Blue Jeans is offering customers a cloud-hosted video conferencing solution that does away with pricey MCUs
Blue Jeans Network is touting its cloud-based video conference bridging solution, which it says is designed to enable easy interoperability between systems from Cisco Systems, Polycom, LifeSize Communications and Skype etc.
It also apparently eliminates the need for costly multipoint control units (MCUs).
The networking company on 21 March announced new pricing plans that enable businesses to licence a number of concurrent connections – or “virtual ports” – from Blue Jeans, rather than having to rely on hardware-based MCUs to bring more than two people into a video conference.
The offering is a way of letting businesses of all sizes use video conferencing technology from any vendor by reducing the amount they have to pay for buying, maintaining and managing an MCU, according to Blue Jeans CEO Krish Ramakrishnan.
“Our goal was to make video conferencing a practical alternative for businesses of any size,” Ramakrishnan said in a statement. “To do that, we knew we had to make it just as easy, open and affordable as traditional audio-only bridging systems. By combining improved functionality over legacy MCU systems with the economics, ease and security of the cloud, our customers can now use video to improve their business collaboration.”
The economics favour solutions that can do away with MCUs, according to Blue Jeans officials. They said that over five years, the video conference bridging costs with Blue Jeans’ plans can be about 25 percent of what they are with traditional hardware-based MCUs. In addition, with its cloud-based nature, Blue Jeans’ plans to make it easier and more cost-effective for businesses to grow their video conferencing capabilities, and customers only pay for what they need, rather than having to overprovision.
It’s also important as the numbers and types of devices people are using for video conferencing grow, the officials said. Where once businesses primarily could use specially designed systems, they now are using desktop PCs and notebooks, smartphones, tablets and other devices for video conferencing.
It’s not only that the devices themselves are capable, but a growing number of vendors – including Cisco, Polycom, ShoreTel and Vidyo – are making their solutions available to mobile devices via apps.

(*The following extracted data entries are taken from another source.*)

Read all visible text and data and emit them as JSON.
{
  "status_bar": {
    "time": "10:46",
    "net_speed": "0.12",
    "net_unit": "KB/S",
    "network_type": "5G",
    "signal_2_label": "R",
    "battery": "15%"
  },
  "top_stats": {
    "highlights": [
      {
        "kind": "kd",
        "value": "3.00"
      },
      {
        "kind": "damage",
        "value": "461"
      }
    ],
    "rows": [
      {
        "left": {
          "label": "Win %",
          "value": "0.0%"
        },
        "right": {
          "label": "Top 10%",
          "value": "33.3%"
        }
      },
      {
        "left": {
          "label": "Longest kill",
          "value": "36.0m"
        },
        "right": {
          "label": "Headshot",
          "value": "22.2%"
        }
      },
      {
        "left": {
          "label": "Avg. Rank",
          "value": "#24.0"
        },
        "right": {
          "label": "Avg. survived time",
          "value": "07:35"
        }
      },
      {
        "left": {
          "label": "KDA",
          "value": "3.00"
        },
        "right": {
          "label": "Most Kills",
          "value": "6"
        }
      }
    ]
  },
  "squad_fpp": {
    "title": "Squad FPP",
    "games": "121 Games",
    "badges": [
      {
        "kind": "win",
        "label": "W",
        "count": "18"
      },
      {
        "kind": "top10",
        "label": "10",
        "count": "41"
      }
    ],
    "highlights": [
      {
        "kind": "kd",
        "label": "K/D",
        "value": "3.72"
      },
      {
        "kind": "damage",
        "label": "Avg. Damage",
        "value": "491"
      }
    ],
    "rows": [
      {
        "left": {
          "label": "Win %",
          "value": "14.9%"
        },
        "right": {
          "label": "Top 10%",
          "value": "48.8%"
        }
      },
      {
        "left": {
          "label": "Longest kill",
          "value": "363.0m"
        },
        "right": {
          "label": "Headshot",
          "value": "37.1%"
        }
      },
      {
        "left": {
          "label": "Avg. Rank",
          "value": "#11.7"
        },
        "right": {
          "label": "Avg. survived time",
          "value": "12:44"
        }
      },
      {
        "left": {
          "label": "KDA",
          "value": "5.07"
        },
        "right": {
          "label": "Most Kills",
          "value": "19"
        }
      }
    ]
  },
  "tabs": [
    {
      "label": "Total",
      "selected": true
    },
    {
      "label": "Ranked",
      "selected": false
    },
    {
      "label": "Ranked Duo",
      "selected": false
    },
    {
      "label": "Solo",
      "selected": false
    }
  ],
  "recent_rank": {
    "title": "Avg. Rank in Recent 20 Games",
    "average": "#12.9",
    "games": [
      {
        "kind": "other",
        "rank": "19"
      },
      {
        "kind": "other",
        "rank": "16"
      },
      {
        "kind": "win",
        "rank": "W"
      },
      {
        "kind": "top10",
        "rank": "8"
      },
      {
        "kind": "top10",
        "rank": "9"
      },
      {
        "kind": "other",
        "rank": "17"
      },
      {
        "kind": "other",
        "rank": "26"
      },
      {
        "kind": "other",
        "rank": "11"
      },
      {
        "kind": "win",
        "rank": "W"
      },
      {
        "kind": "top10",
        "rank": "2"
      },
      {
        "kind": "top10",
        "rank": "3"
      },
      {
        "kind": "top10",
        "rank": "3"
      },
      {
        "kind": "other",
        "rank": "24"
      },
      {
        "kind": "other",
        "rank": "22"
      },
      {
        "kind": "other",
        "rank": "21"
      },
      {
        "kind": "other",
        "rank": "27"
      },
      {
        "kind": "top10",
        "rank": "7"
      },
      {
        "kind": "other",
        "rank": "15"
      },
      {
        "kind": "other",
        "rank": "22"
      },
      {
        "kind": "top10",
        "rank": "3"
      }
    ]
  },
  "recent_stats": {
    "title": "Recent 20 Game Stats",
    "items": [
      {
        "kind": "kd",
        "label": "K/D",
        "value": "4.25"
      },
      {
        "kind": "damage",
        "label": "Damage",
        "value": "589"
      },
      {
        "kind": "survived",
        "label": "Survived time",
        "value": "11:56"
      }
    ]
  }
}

It’s also for that reason that interoperability is important, according to officials. With the Blue Jeans bridging offering, businesses can bring in participants who are using a variety of both corporate and consumer devices.
Other vendors also are bringing their video conferencing capabilities to the cloud. Vidyo in November 2011 rolled out its Virtualised VidyoRouter, an all-software version of its VidyoRouter appliance that can be run in virtual machines. Vidyo officials, like their counterparts at Blue Jeans, are pushing their solution as a lower-cost alternative to offerings from Cisco and Polycom, touting that they, too, have eliminated the need for MCUs.
Businesses are continuing to embrace video conferencing as a way of improving employee productivity and reducing travel expenses, and they are seeing demand grow among their workers. Blue Jeans noted numbers from Wainhouse Research, which said that the video conferencing infrastructure was about a $700 million (£443m)-per-year space.
Analysts with market research firm IDC said this month that the worldwide enterprise video conferencing market grew to about $2.7 billion (£1.7bn) in 2011, and projected revenues would grow to $3.2 billion (£2bn) this year.
“Growth in worldwide enterprise video conferencing and telepresence in 2011 was spurred by well-defined video use cases across a variety of vertical market business segments, as well as the continuing decrease of cultural barriers to video acceptance within organisations,” Rich Costello, senior research analyst for IDC’s Enterprise Communications Infrastructure group, said in a statement when the numbers were released 14 March. “We also expect to see increasing integrations of video and telepresence with unified communications and collaboration (UC&C) applications driving the market during the forecast period.”